“no anonymity for trial, error, and…”
Diane Sawyer, there was never anonymity. There isn’t any, even in the subtle tolerance high school and college provide. Leave Britney alone! Here’s the part where she cries…
I currently write on the kitchen counter, headphones overbearing like the glare of everyday drosophila. The bullet planner’s now a host for lists, phrases overheard, and brands with new commercials playing songs I don’t want to lose track of. I listen to interviews from 2003, late into the night, well after reading what’s conventionally relevant sometime around noon. I eat my cereal with bits of banana, and soon, I’ll walk out for more sweet fruit that cues the flies’ song before I open the window that invites the least light.

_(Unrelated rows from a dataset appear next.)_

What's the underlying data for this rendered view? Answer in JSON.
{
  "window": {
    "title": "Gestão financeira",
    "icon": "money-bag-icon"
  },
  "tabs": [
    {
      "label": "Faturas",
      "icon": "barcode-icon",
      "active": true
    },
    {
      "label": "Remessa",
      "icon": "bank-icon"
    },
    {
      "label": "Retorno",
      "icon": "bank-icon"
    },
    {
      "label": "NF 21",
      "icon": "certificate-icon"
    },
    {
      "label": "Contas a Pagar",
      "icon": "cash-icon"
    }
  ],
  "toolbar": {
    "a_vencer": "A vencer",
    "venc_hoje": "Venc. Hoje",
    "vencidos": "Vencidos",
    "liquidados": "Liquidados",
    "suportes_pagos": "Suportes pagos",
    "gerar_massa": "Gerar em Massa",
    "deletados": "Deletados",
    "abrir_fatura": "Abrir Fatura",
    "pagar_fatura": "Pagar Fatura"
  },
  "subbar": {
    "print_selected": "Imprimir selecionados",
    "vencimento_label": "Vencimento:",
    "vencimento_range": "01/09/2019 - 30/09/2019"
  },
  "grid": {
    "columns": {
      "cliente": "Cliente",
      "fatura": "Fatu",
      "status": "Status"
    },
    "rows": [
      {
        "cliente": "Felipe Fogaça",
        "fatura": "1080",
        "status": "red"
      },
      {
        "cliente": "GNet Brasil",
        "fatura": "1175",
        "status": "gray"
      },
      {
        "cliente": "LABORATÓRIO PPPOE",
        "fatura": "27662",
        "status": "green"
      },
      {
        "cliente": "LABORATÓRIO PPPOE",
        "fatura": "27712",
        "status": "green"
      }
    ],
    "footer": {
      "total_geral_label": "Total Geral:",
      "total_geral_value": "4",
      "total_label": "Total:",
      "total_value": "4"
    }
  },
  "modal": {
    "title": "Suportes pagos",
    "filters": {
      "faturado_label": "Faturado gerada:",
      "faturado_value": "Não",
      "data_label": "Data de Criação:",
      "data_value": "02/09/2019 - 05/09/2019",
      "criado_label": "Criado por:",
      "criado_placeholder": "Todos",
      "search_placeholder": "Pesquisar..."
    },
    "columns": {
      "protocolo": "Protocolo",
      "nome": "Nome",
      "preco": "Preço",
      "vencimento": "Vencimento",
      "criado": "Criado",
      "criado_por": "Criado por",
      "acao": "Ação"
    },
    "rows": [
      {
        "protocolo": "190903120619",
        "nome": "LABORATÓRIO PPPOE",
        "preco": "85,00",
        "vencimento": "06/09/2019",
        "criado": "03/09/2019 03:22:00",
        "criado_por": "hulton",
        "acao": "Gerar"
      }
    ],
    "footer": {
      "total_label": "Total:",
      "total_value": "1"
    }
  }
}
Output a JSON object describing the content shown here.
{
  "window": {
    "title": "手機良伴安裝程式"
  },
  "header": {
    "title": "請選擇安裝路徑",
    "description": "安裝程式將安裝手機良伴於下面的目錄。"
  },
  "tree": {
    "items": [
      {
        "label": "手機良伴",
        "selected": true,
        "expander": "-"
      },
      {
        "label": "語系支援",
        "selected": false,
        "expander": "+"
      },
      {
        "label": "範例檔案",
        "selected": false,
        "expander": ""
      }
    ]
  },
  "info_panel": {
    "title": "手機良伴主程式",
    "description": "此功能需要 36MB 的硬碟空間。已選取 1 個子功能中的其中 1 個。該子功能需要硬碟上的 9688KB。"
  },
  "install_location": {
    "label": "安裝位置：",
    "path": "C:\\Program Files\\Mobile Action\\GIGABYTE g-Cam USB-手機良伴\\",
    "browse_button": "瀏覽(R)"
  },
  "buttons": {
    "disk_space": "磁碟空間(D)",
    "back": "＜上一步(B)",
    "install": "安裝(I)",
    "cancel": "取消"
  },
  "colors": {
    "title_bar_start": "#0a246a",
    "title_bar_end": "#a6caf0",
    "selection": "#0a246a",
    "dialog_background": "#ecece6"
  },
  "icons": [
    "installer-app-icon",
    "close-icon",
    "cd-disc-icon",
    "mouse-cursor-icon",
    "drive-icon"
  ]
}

The hallway’s angrier than usual, someone’s girlfriend arguing about how she should’ve been the green Power Ranger, ignoring suggestions to order pizza and sit back calmly with a cold Mike’s Hard Lemonade. I pour myself more cereal, sing David Bowie’s “Five Years” three times in a row because I’m sickly fond of the thought of a beautiful person unaware he’s in a song. Like a girl with her headphones behind a brick wall as I’m sitting in a car of a friend driving by, a friend who knowingly misses my apartment complex because wasting gas surpasses several hours alone in its vocalized comforts.
The afternoon brought the best nap in perhaps the last three weeks. No headache, bruised thighs, or wrists not wanting to work. Of course, I ate cereal before falling asleep, three bananas spread like a fan across the counter. No sunlight found. I only smelled rain and reminded myself that the library still charges thirty-five cents per item, per day that it lingers on the table. I wrote a list of every book I probably took home since I was twelve years old. An Egg on Three Sticks remains a novel I want to reread.
I opened that book a long time ago. Fourteen years. 2003. Yeah, that sounds about right.